Si buscamos la razón de este vacío, podemos observar que la sociedad actual parece haber renunciado a la herencia que la ha traído hasta aquí. Quien rechaza su pasado, su tradición, está condenado a, en algún momento, volver a inventar el fuego o la rueda. Hemos heredado valores que, aunque haya a quien no le parezcan perfectos, ofrecían una base sólida para construir comunidades más cohesionadas, con un sentido claro de pertenencia y dirección.
Hoy, en cambio, avanzamos hacia un modelo social insípido, inodoro e incoloro, cuya utilidad y beneficiarios resultan difíciles de identificar. Poco a poco nos despojamos de aquellas bases que nos permitieron ser lo que somos, olvidando que toda construcción sin cimientos está destinada a colapsar.

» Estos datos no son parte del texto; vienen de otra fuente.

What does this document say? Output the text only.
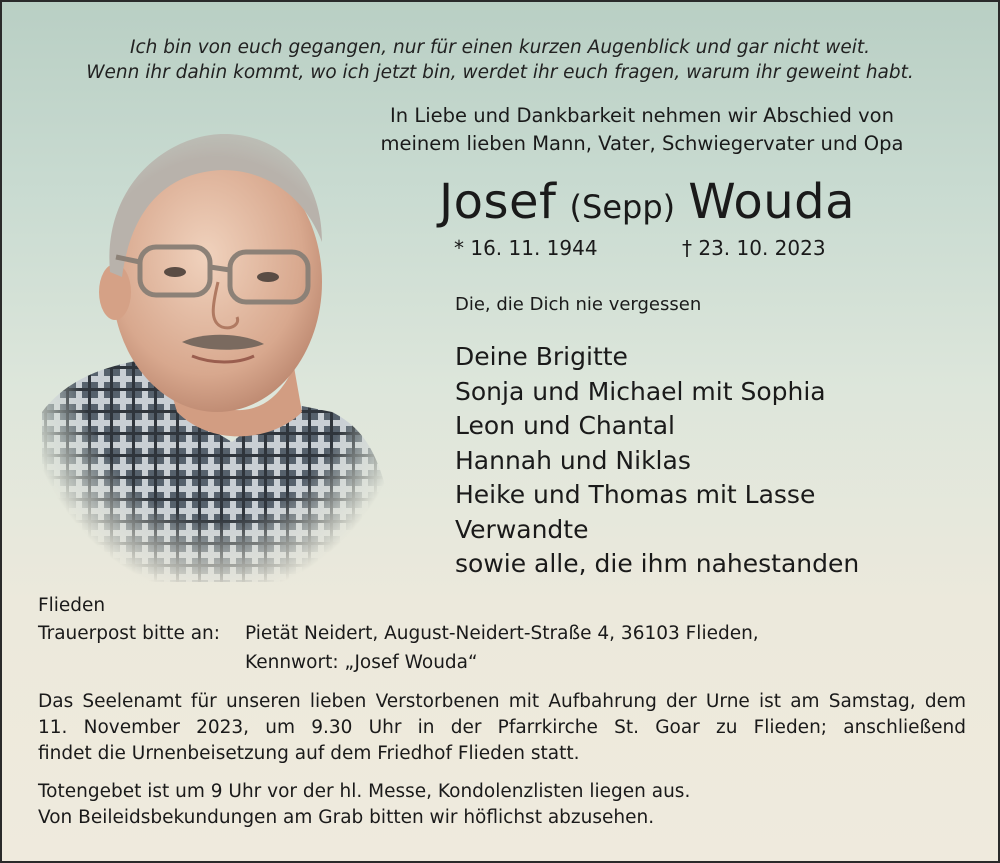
Ich bin von euch gegangen, nur für einen kurzen Augenblick und gar nicht weit.
Wenn ihr dahin kommt, wo ich jetzt bin, werdet ihr euch fragen, warum ihr geweint habt.
In Liebe und Dankbarkeit nehmen wir Abschied von
meinem lieben Mann, Vater, Schwiegervater und Opa
Josef (Sepp) Wouda
* 16. 11. 1944	† 23. 10. 2023
Die, die Dich nie vergessen
Deine Brigitte
Sonja und Michael mit Sophia
Leon und Chantal
Hannah und Niklas
Heike und Thomas mit Lasse
Verwandte
sowie alle, die ihm nahestanden
Flieden
Trauerpost bitte an: Pietät Neidert, August-Neidert-Straße 4, 36103 Flieden,
Kennwort: „Josef Wouda“

Das Seelenamt für unseren lieben Verstorbenen mit Aufbahrung der Urne ist am Samstag, dem

11. November 2023, um 9.30 Uhr in der Pfarrkirche St. Goar zu Flieden; anschließend

findet die Urnenbeisetzung auf dem Friedhof Flieden statt.

Totengebet ist um 9 Uhr vor der hl. Messe, Kondolenzlisten liegen aus.

Von Beileidsbekundungen am Grab bitten wir höflichst abzusehen.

Cuando una sociedad entra en este estado de desorientación, es solo cuestión de tiempo que sucumba ante aquellas que sí saben de dónde vienen y hacia dónde van. Como se ha demostrado en la evolución de las especies, quien no evoluciona, perece. Nuestra incapacidad para mirar hacia adelante con claridad, aprendiendo del pasado, nos hace vulnerables en esta lucha por la supervivencia.
Sin embargo, volver atrás parece no ser una opción. Por eso es urgente que nos preguntemos: ¿Sabemos hacia dónde queremos ir? ¿Es nuestra sociedad una organización viva y sana, o hemos degenerado en una amalgama de grupúsculos con intereses divergentes y objetivos egoístas?

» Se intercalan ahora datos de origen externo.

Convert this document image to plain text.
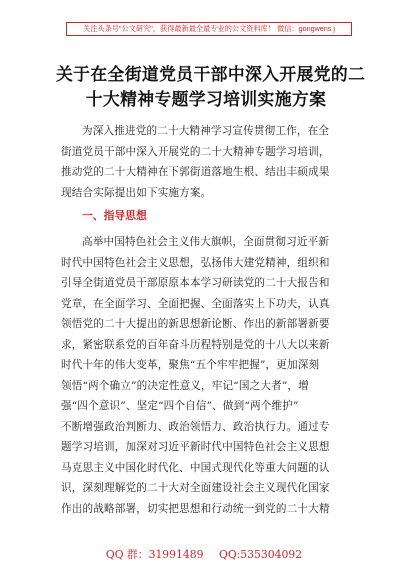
关注头条号"公文研究"，获得最新最全最专业的公文资料库！ 微信：gongwens j
关于在全街道党员干部中深入开展党的二
十大精神专题学习培训实施方案

为深入推进党的二十大精神学习宣传贯彻工作，在全
街道党员干部中深入开展党的二十大精神专题学习培训，
推动党的二十大精神在下郭街道落地生根、结出丰硕成果
现结合实际提出如下实施方案。

一、指导思想

高举中国特色社会主义伟大旗帜，全面贯彻习近平新
时代中国特色社会主义思想，弘扬伟大建党精神，组织和
引导全街道党员干部原原本本学习研读党的二十大报告和
党章，在全面学习、全面把握、全面落实上下功夫，认真
领悟党的二十大提出的新思想新论断、作出的新部署新要
求，紧密联系党的百年奋斗历程特别是党的十八大以来新
时代十年的伟大变革，聚焦“五个牢牢把握”，更加深刻
领悟“两个确立”的决定性意义，牢记“国之大者”，增
强“四个意识”、坚定“四个自信”、做到“两个维护”
不断增强政治判断力、政治领悟力、政治执行力。通过专
题学习培训，加深对习近平新时代中国特色社会主义思想
马克思主义中国化时代化、中国式现代化等重大问题的认
识，深刻理解党的二十大对全面建设社会主义现代化国家
作出的战略部署，切实把思想和行动统一到党的二十大精

QQ 群：31991489 QQ:535304092
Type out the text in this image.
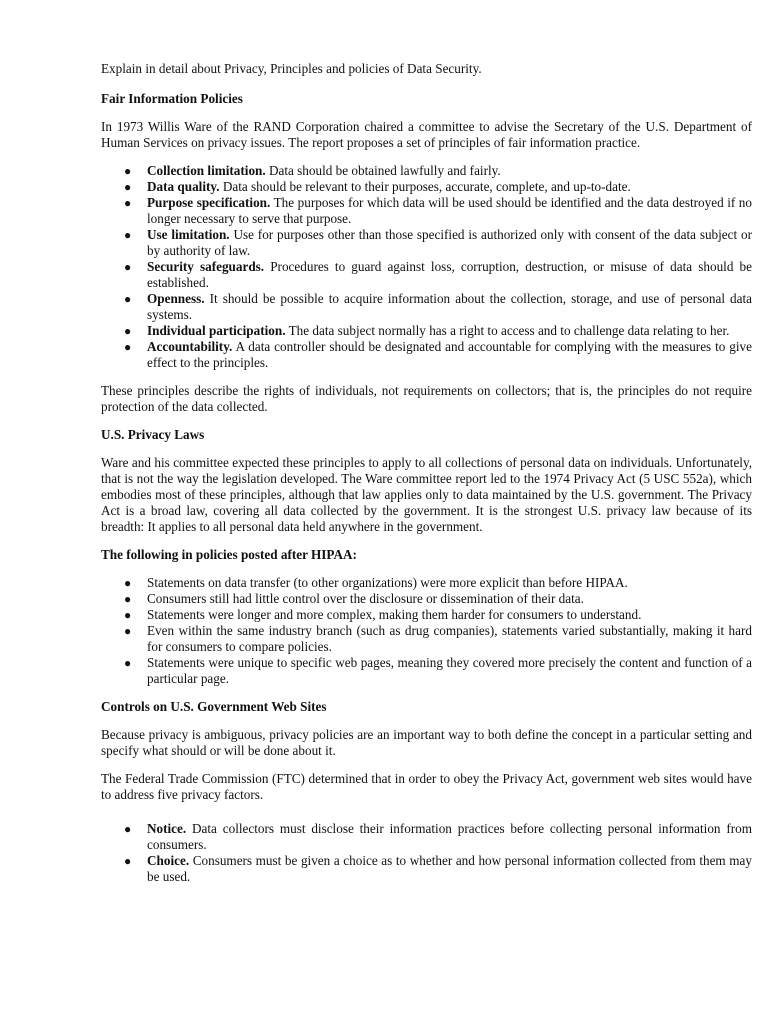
Explain in detail about Privacy, Principles and policies of Data Security.

Fair Information Policies

In 1973 Willis Ware of the RAND Corporation chaired a committee to advise the Secretary of the U.S. Department of Human Services on privacy issues. The report proposes a set of principles of fair information practice.

● Collection limitation. Data should be obtained lawfully and fairly.
● Data quality. Data should be relevant to their purposes, accurate, complete, and up-to-date.
● Purpose specification. The purposes for which data will be used should be identified and the data destroyed if no longer necessary to serve that purpose.
● Use limitation. Use for purposes other than those specified is authorized only with consent of the data subject or by authority of law.
● Security safeguards. Procedures to guard against loss, corruption, destruction, or misuse of data should be established.
● Openness. It should be possible to acquire information about the collection, storage, and use of personal data systems.
● Individual participation. The data subject normally has a right to access and to challenge data relating to her.
● Accountability. A data controller should be designated and accountable for complying with the measures to give effect to the principles.

These principles describe the rights of individuals, not requirements on collectors; that is, the principles do not require protection of the data collected.

U.S. Privacy Laws

Ware and his committee expected these principles to apply to all collections of personal data on individuals. Unfortunately, that is not the way the legislation developed. The Ware committee report led to the 1974 Privacy Act (5 USC 552a), which embodies most of these principles, although that law applies only to data maintained by the U.S. government. The Privacy Act is a broad law, covering all data collected by the government. It is the strongest U.S. privacy law because of its breadth: It applies to all personal data held anywhere in the government.

The following in policies posted after HIPAA:

● Statements on data transfer (to other organizations) were more explicit than before HIPAA.
● Consumers still had little control over the disclosure or dissemination of their data.
● Statements were longer and more complex, making them harder for consumers to understand.
● Even within the same industry branch (such as drug companies), statements varied substantially, making it hard for consumers to compare policies.
● Statements were unique to specific web pages, meaning they covered more precisely the content and function of a particular page.

Controls on U.S. Government Web Sites

Because privacy is ambiguous, privacy policies are an important way to both define the concept in a particular setting and specify what should or will be done about it.

The Federal Trade Commission (FTC) determined that in order to obey the Privacy Act, government web sites would have to address five privacy factors.

● Notice. Data collectors must disclose their information practices before collecting personal information from consumers.
● Choice. Consumers must be given a choice as to whether and how personal information collected from them may be used.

Como toda enfermedad, esta crisis de valores necesita un diagnóstico certero y una voluntad de cambio. Recuperar los principios básicos de respeto, solidaridad y sentido comunitario no significa rechazar el progreso, sino canalizarlo hacia una convivencia más humana y enriquecedora para todos. Pero esta cura exige esfuerzo y compromiso, tanto de las instituciones como de los ciudadanos.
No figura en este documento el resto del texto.